Bug 192997

Summary: Potential infinite recursion in isFrameFamiliarWith(Frame&, Frame&)
Product: WebKit Reporter: Chris Dumez <cdumez>
Component: DOMAssignee: Chris Dumez <cdumez>
Status: RESOLVED FIXED    
Severity: Normal CC: beidson, cdumez, commit-queue, ews-watchlist, ggaren, koivisto, rniwa, webkit-bug-importer, youennf
Priority: P2 Keywords: InRadar
Version: WebKit Nightly Build   
Hardware: Unspecified   
OS: Unspecified   
Attachments:
Description Flags
Patch
none
Archive of layout-test-results from ews101 for mac-sierra
none
Patch none

Description Chris Dumez 2018-12-21 14:45:06 PST 
Potential infinite recursion in isFrameFamiliarWith(Frame&, Frame&) when there is an opener cycle.
Comment 1 Chris Dumez 2018-12-21 14:45:23 PST 
<rdar://problem/46217271>
Comment 2 Chris Dumez 2018-12-21 15:01:39 PST 
Created attachment 357986 [details]
Patch
Comment 3 EWS Watchlist 2018-12-21 15:56:13 PST 
Comment on attachment 357986 [details]
Patch

Attachment 357986 [details] did not pass mac-ews (mac):
Output: https://webkit-queues.webkit.org/results/10512473

New failing tests:
http/tests/security/frameNavigation/not-opener.html
Comment 4 EWS Watchlist 2018-12-21 15:56:15 PST 
Created attachment 357996 [details]
Archive of layout-test-results from ews101 for mac-sierra

The attached test failures were seen while running run-webkit-tests on the mac-ews.
Bot: ews101  Port: mac-sierra  Platform: Mac OS X 10.12.6
Comment 5 Chris Dumez 2018-12-21 16:01:36 PST 
Created attachment 357998 [details]
Patch
Comment 6 Chris Dumez 2019-01-02 09:00:57 PST 
Comment on attachment 357998 [details]
Patch

ping review?
Comment 7 Antti Koivisto 2019-01-03 05:25:46 PST 
Comment on attachment 357998 [details]
Patch

View in context: https://bugs.webkit.org/attachment.cgi?id=357998&action=review

> Source/WebCore/ChangeLog:17
> +        To address the issue, simplify isFrameFamiliarWith() so that it is no longer recursive.

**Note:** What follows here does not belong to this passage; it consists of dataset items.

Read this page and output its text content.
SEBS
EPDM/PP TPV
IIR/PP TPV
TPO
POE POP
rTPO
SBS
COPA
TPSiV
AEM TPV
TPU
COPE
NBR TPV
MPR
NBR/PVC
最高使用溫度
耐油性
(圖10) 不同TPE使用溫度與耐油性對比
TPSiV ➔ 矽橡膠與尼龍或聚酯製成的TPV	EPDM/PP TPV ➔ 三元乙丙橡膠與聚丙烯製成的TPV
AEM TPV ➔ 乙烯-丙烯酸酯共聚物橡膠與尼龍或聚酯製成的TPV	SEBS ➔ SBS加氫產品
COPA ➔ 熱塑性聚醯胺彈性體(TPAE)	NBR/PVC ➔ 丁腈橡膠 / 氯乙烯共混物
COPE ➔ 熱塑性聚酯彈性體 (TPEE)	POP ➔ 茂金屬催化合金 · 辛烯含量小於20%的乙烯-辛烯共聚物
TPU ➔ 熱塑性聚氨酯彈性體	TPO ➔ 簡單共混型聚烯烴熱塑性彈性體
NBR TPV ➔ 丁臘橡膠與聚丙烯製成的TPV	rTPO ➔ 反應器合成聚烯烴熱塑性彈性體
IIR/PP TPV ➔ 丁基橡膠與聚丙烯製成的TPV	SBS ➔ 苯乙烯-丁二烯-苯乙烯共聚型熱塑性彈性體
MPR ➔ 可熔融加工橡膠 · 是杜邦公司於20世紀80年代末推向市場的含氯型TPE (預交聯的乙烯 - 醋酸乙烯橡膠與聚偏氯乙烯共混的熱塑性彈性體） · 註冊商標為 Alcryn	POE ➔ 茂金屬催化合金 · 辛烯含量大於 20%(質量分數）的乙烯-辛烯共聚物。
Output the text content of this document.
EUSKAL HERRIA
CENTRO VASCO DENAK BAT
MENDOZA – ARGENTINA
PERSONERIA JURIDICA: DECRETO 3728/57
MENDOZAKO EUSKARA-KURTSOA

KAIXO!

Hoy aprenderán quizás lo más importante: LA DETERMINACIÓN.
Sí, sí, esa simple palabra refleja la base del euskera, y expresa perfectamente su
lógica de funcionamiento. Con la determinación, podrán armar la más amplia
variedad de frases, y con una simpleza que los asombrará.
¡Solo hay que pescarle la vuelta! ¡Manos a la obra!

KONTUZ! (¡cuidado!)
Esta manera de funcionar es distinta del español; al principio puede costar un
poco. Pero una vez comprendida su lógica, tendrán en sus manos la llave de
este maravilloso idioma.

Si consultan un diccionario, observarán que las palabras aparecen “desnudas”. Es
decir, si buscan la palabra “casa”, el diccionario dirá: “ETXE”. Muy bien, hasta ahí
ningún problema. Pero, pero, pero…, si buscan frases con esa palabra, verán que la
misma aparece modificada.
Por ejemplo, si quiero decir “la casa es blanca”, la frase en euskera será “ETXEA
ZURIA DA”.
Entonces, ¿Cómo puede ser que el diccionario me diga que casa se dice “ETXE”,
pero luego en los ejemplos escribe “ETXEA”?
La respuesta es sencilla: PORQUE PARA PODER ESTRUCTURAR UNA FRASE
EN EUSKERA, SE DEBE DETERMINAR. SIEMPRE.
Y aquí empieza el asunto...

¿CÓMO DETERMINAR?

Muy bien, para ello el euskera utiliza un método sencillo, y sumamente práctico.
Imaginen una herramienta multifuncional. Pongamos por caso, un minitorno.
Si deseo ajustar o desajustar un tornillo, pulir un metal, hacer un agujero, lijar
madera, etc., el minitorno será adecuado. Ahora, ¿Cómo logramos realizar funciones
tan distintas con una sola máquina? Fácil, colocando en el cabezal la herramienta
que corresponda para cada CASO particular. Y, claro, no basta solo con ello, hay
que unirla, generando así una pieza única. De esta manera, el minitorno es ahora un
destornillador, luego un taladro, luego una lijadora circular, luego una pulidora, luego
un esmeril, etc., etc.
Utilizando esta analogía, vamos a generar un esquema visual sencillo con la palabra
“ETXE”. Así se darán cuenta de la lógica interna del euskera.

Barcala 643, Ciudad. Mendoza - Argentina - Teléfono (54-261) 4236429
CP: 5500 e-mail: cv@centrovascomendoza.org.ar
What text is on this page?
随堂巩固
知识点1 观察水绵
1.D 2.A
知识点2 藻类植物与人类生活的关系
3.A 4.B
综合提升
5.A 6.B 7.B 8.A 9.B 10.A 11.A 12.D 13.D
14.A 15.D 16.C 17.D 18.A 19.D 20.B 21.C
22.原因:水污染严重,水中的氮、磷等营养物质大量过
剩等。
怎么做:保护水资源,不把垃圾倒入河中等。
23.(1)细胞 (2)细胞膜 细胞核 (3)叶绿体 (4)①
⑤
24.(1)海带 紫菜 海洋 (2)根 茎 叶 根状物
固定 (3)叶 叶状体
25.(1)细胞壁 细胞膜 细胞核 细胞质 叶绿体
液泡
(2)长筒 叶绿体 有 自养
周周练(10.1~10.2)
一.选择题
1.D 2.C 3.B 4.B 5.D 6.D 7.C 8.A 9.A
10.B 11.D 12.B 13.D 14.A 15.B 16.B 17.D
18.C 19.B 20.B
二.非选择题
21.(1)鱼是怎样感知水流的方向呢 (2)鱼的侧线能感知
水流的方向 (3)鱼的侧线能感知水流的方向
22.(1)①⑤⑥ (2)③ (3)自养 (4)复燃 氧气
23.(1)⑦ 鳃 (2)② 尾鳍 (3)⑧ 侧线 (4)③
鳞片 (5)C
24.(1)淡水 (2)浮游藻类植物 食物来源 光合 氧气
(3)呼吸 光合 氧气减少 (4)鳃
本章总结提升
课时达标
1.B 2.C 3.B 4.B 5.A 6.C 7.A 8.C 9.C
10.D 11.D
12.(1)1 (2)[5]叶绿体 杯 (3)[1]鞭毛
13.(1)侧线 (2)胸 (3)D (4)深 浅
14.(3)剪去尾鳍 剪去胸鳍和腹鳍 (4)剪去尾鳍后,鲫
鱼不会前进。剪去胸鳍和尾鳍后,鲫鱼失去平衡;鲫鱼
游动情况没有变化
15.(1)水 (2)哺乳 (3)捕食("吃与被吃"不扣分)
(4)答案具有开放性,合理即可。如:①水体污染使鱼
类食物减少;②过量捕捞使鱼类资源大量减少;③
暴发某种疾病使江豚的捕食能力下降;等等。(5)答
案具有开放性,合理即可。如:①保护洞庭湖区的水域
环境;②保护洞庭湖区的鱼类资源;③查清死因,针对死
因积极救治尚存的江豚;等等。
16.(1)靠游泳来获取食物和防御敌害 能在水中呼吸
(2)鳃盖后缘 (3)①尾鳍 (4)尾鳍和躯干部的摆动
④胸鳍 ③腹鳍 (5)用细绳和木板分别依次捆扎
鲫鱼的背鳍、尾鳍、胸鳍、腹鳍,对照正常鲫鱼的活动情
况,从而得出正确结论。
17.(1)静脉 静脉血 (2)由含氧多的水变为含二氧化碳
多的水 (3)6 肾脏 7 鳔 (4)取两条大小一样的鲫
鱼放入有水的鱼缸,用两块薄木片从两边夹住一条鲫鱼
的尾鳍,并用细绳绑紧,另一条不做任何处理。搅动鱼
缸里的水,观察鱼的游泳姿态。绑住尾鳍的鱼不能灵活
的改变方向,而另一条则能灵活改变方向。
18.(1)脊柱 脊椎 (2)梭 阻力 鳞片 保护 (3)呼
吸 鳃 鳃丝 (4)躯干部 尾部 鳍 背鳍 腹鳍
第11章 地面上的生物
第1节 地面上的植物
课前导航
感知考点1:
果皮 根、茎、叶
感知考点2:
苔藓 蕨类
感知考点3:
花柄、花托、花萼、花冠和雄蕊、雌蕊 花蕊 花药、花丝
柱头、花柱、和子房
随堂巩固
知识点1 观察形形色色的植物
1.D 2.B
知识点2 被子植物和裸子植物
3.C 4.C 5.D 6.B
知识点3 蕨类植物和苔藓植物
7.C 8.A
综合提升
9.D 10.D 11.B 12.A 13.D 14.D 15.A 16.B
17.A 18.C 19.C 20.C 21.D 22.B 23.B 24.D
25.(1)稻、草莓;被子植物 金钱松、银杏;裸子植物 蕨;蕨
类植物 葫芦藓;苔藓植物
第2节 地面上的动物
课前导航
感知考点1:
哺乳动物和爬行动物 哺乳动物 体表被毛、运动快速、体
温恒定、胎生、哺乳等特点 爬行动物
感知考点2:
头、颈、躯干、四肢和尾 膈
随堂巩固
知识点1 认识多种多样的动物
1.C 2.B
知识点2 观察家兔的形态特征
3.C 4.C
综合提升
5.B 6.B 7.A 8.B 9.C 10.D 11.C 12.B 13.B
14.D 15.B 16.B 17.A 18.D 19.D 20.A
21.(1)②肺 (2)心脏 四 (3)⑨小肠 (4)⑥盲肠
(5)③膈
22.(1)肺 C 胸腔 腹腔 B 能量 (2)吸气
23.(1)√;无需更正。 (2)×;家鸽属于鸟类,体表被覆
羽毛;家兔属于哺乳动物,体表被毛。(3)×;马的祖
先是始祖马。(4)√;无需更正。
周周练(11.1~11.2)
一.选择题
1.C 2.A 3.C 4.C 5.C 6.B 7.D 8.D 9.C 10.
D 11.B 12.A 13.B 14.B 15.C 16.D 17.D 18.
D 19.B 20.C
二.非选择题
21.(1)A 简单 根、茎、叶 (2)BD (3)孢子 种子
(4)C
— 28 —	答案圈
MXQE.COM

We now
> +        only check if the frames belong to the same pages or if their openers do. We no longer check
> +        openers' opener and up.
> +
> +        Note that this function is used to check if a frame is allowed to target another. In practice,
> +        it is unlikely to be useful to navigate an opener's opener and an openee's openee.

Could this behaviour change break something? Why can't we just do simple cycle detection?
Comment 8 Chris Dumez 2019-01-03 08:36:46 PST 
Comment on attachment 357998 [details]
Patch

View in context: https://bugs.webkit.org/attachment.cgi?id=357998&action=review

>> Source/WebCore/ChangeLog:17
>> +        it is unlikely to be useful to navigate an opener's opener and an openee's openee.
> 
> Could this behaviour change break something? Why can't we just do simple cycle detection?

The whole isFrameFamiliarWith() restriction is something I added very recently (not shipped yet) and yes it could break something but we believe it is unlikely and the security benefits are worth the risks.
This patch does make isFrameFamiliarWith() a bit stricter, which could add some compatibility risk but as I mentioned in the changelog I do not think it will matter. I'd rather go with the simple / efficient implementation and only go with something more complex (e.g. cycle detection) if it turns out the be an issue.
Comment 9 WebKit Commit Bot 2019-01-03 15:26:04 PST 
Comment on attachment 357998 [details]
Patch

Clearing flags on attachment: 357998

Committed r239600: <https://trac.webkit.org/changeset/239600>
Comment 10 WebKit Commit Bot 2019-01-03 15:26:06 PST 
All reviewed patches have been landed.  Closing bug.